In the spirit of being the "story teller" teacher, I mentioned the box of old love letters I had found in my attic last year. My students freaked out. Love letters? Notes? From boys?

As a "treat", I brought them into class yesterday to demonstrate the lost art form of letter writing. Texts just can't be saved for forty years. What I learned in the process? Romance is dead. It's dead, I tell ya. These kids are light-years away from understanding the passion and angst of my generation's middle school romances.

So, although the box contained letters starting in fifth grade and spanning all the way into my college years, I only read the first romance letters from my ten year old love. "Put answer is locker 572". Petitions of kids who thought I should "go" with said boy. Boxes to "check" whether I liked him or not. Chronologically, the letters moved from darling gestures of "Do you like me? I like you and think you look very nice" to "That's it! I'm dropping you! I'm done with you." In between, lines of Beatles lyrics and references to John Lennon's death scattered throughout. Treasures.

What I liked was the progression of hand-writing from simple printed block letters to elaborate cursive writing. I showed them as examples of the importance of cursive writing. How are this generation of kids going to read any primary documents if they can't read and write in cursive? Even the most simple: grandma's recipes hand-written on recipe cards and stained and yellowed and curled from years and years of use. Eventually, parents die. We can't always be there to "read" to them.

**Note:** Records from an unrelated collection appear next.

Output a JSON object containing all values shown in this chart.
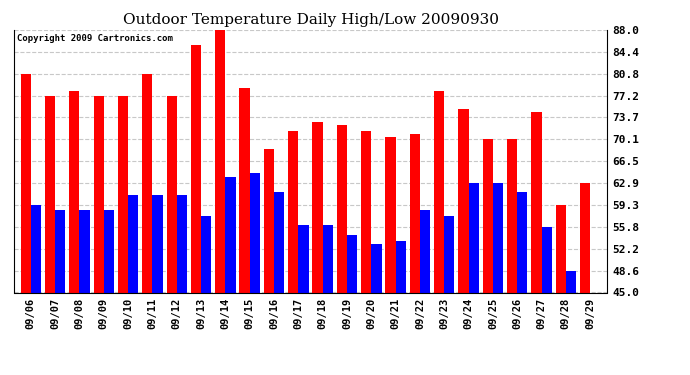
{
  "title": "Outdoor Temperature Daily High/Low 20090930",
  "copyright_text": "Copyright 2009 Cartronics.com",
  "dates": [
    "09/06",
    "09/07",
    "09/08",
    "09/09",
    "09/10",
    "09/11",
    "09/12",
    "09/13",
    "09/14",
    "09/15",
    "09/16",
    "09/17",
    "09/18",
    "09/19",
    "09/20",
    "09/21",
    "09/22",
    "09/23",
    "09/24",
    "09/25",
    "09/26",
    "09/27",
    "09/28",
    "09/29"
  ],
  "highs": [
    80.8,
    77.2,
    78.0,
    77.2,
    77.2,
    80.8,
    77.2,
    85.5,
    88.0,
    78.5,
    68.5,
    71.5,
    73.0,
    72.5,
    71.5,
    70.5,
    71.0,
    78.0,
    75.0,
    70.1,
    70.1,
    74.5,
    59.3,
    62.9
  ],
  "lows": [
    59.3,
    58.5,
    58.5,
    58.5,
    61.0,
    61.0,
    61.0,
    57.5,
    64.0,
    64.5,
    61.5,
    56.0,
    56.0,
    54.5,
    53.0,
    53.5,
    58.5,
    57.5,
    62.9,
    62.9,
    61.5,
    55.8,
    48.6,
    45.0
  ],
  "high_color": "#ff0000",
  "low_color": "#0000ff",
  "bg_color": "#ffffff",
  "grid_color": "#c8c8c8",
  "ylim_min": 45.0,
  "ylim_max": 88.0,
  "yticks": [
    45.0,
    48.6,
    52.2,
    55.8,
    59.3,
    62.9,
    66.5,
    70.1,
    73.7,
    77.2,
    80.8,
    84.4,
    88.0
  ],
  "bar_width": 0.42
}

Sifting through the letters before class both awakened my senses and broke my heart. On one hand, isn't it great that I had so many suitors to pour their love onto the page for my eyes to read? Not so bad for this old lady. On the other hand, I found letters from a dear friend who died ten years ago, which made me cry. I also learned a lot of things about my young self. Things I probably should have read before I wrote my first book of poetry. Insights into the distance I created between myself and boys for protection of all parties involved. In fact, the bewilderment of my seventh grade's love was very telling to me. "I would like us to have a real conversation. Like, get to know each other". Of course, I ran. My unrequited high school love wrote me a letter in college that I still cherish. So clever. He wrote two letters in one. Every other line. One in black ink. The other in blue ink. The black ink was the standard "How are you?" letter. The blue ink was the "deeper" letter which stated, "I can't believe we never really had a heart-to-heart to cut through the b.s." Again, I ran.

However, walking the nostalgic road of these love notes is a gift that I grieve my students will never have. Snap chats and texts will not last the test of time. So, today... I will have each of them write a love letter to themselves to save for thirty years. At least, they'll have one yellowed note written on lined paper in pencil or ink. A lost art form, to be sure.